Ogni VDC dell'organizzazione in VMware Cloud Director può includere un solo pool di reti. Più VDC dell'organizzazione possono condividere un pool di reti. Il pool di reti di un VDC dell'organizzazione fornisce le reti create per soddisfare la quota di rete di un VDC dell'organizzazione.

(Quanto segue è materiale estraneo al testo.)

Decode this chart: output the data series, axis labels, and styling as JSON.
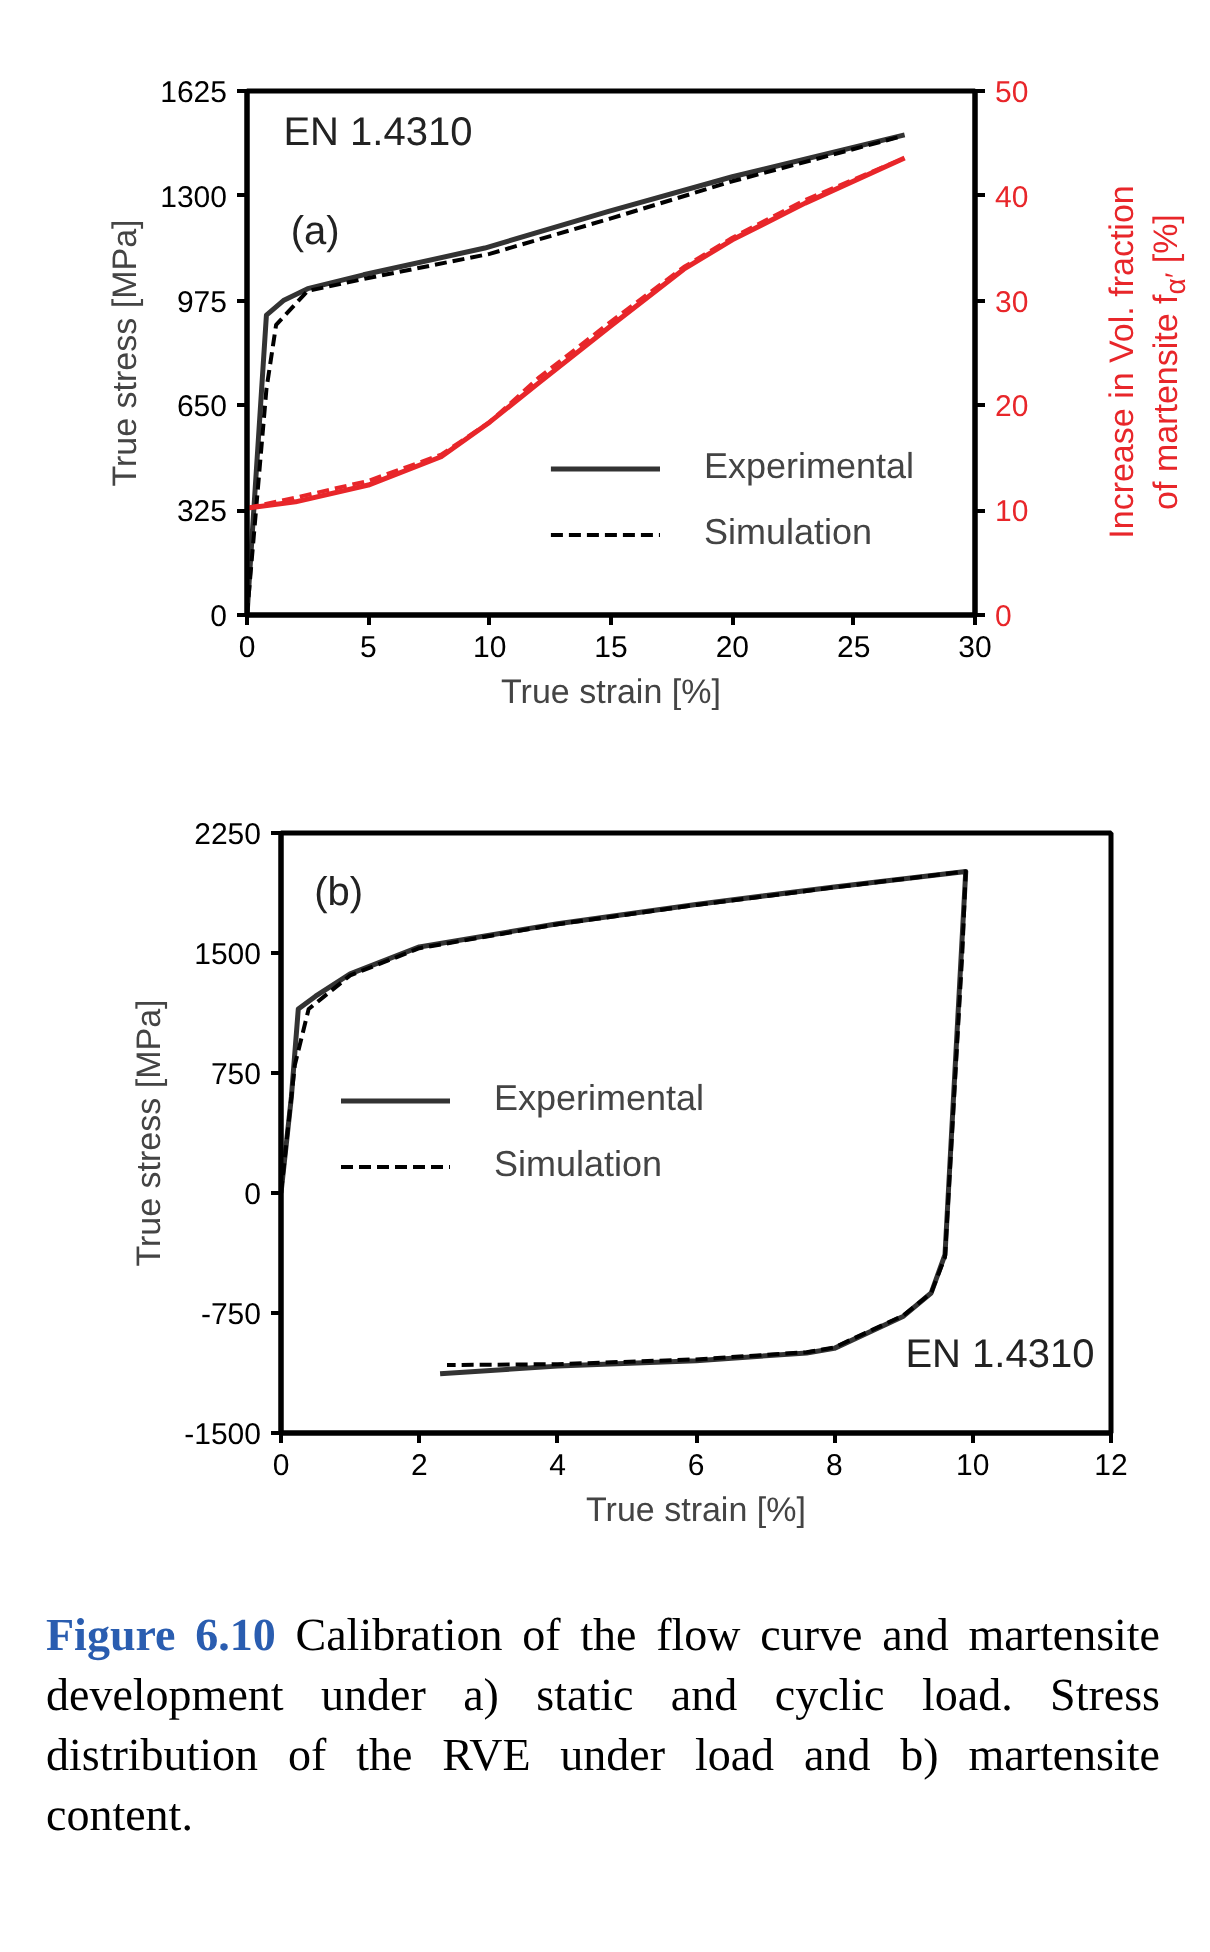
{
  "chart_data": [
    {
      "type": "line",
      "xlabel": "True strain [%]",
      "ylabel": "True stress [MPa]",
      "y2label": "Increase in Vol. fraction\nof martensite f$_{α′}$ [%]",
      "xlim": [
        0,
        30
      ],
      "xticks": [
        0,
        5,
        10,
        15,
        20,
        25,
        30
      ],
      "ylim": [
        0,
        1625
      ],
      "yticks": [
        0,
        325,
        650,
        975,
        1300,
        1625
      ],
      "y2lim": [
        0,
        50
      ],
      "y2ticks": [
        0,
        10,
        20,
        30,
        40,
        50
      ],
      "grid": false,
      "legend": "bottom right",
      "annotations": [
        "EN 1.4310",
        "(a)"
      ],
      "series": [
        {
          "name": "Experimental",
          "color": "#333333",
          "line_style": "solid",
          "x": [
            0,
            0.8,
            1.5,
            2.5,
            4.8,
            9.8,
            14.9,
            20,
            27.1
          ],
          "values": [
            0,
            930,
            975,
            1012,
            1055,
            1138,
            1252,
            1359,
            1489
          ]
        },
        {
          "name": "Simulation",
          "color": "#000000",
          "line_style": "dashed",
          "x": [
            0,
            0.8,
            1.2,
            2.5,
            5,
            10,
            15,
            20,
            27
          ],
          "values": [
            0,
            700,
            900,
            1005,
            1045,
            1120,
            1230,
            1345,
            1485
          ]
        },
        {
          "color": "#e8262a",
          "axis": "y2",
          "line_style": "solid",
          "x": [
            0,
            2,
            5,
            8,
            10,
            12,
            15,
            18,
            20,
            23,
            27.1
          ],
          "values": [
            10.2,
            10.8,
            12.4,
            15.1,
            18.4,
            22.1,
            27.6,
            33,
            35.8,
            39.3,
            43.6
          ]
        },
        {
          "color": "#e8262a",
          "axis": "y2",
          "line_style": "dashed",
          "x": [
            0,
            2,
            5,
            8,
            10,
            12,
            15,
            18,
            20,
            23,
            27
          ],
          "values": [
            10.2,
            11.2,
            12.8,
            15.3,
            18.4,
            22.6,
            28,
            33.2,
            36,
            39.6,
            43.5
          ]
        }
      ]
    },
    {
      "type": "line",
      "xlabel": "True strain [%]",
      "ylabel": "True stress [MPa]",
      "xlim": [
        0,
        12
      ],
      "xticks": [
        0,
        2,
        4,
        6,
        8,
        10,
        12
      ],
      "ylim": [
        -1500,
        2250
      ],
      "yticks": [
        -1500,
        -750,
        0,
        750,
        1500,
        2250
      ],
      "grid": false,
      "legend": "left",
      "annotations": [
        "(b)",
        "EN 1.4310",
        "Figure 6.10",
        "Calibration of the flow curve and martensite development under a) static and cyclic load. Stress distribution of the RVE under load and b) martensite content."
      ],
      "series": [
        {
          "name": "Experimental",
          "color": "#333333",
          "line_style": "solid",
          "x": [
            0,
            0.15,
            0.25,
            0.5,
            1,
            2,
            4,
            6,
            8,
            9.9,
            9.6,
            9.4,
            9,
            8,
            7.6,
            6,
            4,
            2.3
          ],
          "values": [
            0,
            600,
            1150,
            1230,
            1370,
            1538,
            1683,
            1803,
            1913,
            2010,
            -385,
            -625,
            -770,
            -971,
            -1000,
            -1048,
            -1082,
            -1130
          ]
        },
        {
          "name": "Simulation",
          "color": "#000000",
          "line_style": "dashed",
          "x": [
            0,
            0.2,
            0.4,
            1,
            2,
            4,
            6,
            8,
            9.9,
            9.85,
            9.6,
            9.4,
            9,
            8,
            7.6,
            6,
            4,
            2.4
          ],
          "values": [
            0,
            800,
            1150,
            1360,
            1530,
            1680,
            1800,
            1910,
            2010,
            1500,
            -400,
            -625,
            -765,
            -965,
            -995,
            -1040,
            -1070,
            -1075
          ]
        }
      ]
    }
  ]
}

I pool di reti possono essere creati e gestiti solo dagli amministratori di sistema.

Organizzazioni

VMware Cloud Director supporta la multi-tenancy mediante le organizzazioni. Un'organizzazione è un'unità di amministrazione di una raccolta di utenti, gruppi e risorse di calcolo. L'autenticazione degli utenti avviene a livello dell'organizzazione mediante la specifica delle credenziali definite da un amministratore dell'organizzazione al momento della creazione o dell'importazione dell'utente. Gli amministratori di sistema creano le organizzazioni e ne eseguono il provisioning, mentre gli amministratori dell'organizzazione gestiscono i cataloghi, i gruppi e gli utenti dell'organizzazione. Le attività degli amministratori dell'organizzazione sono descritte in Guida ai tenant e ai provider secondari di VMware Cloud Director.

Utenti e gruppi

Un'organizzazione può contenere un numero arbitrario di utenti e gruppi. Gli amministratori dell'organizzazione possono creare utenti e importare utenti e gruppi da un servizio di directory come LDAP. L'amministratore di sistema gestisce il set di diritti disponibili per ogni organizzazione. L'amministratore di sistema può creare e pubblicare i ruoli tenant globali in una o più organizzazioni. L'amministratore dell'organizzazione può creare ruoli locali nelle proprie organizzazioni.

Cataloghi

Le organizzazioni utilizzano i cataloghi per l'archiviazione dei modelli di vApp e dei file multimediali. I membri di un'organizzazione che possono accedere a un catalogo possono utilizzare i file multimediali e i modelli di vApp del catalogo per creare le proprie vApp. Un amministratore di sistema può consentire a un'organizzazione la pubblicazione di un catalogo per renderlo disponibile per le altre organizzazioni. Gli amministratori delle organizzazioni possono quindi scegliere quali voci di catalogo rendere disponibili per i propri utenti.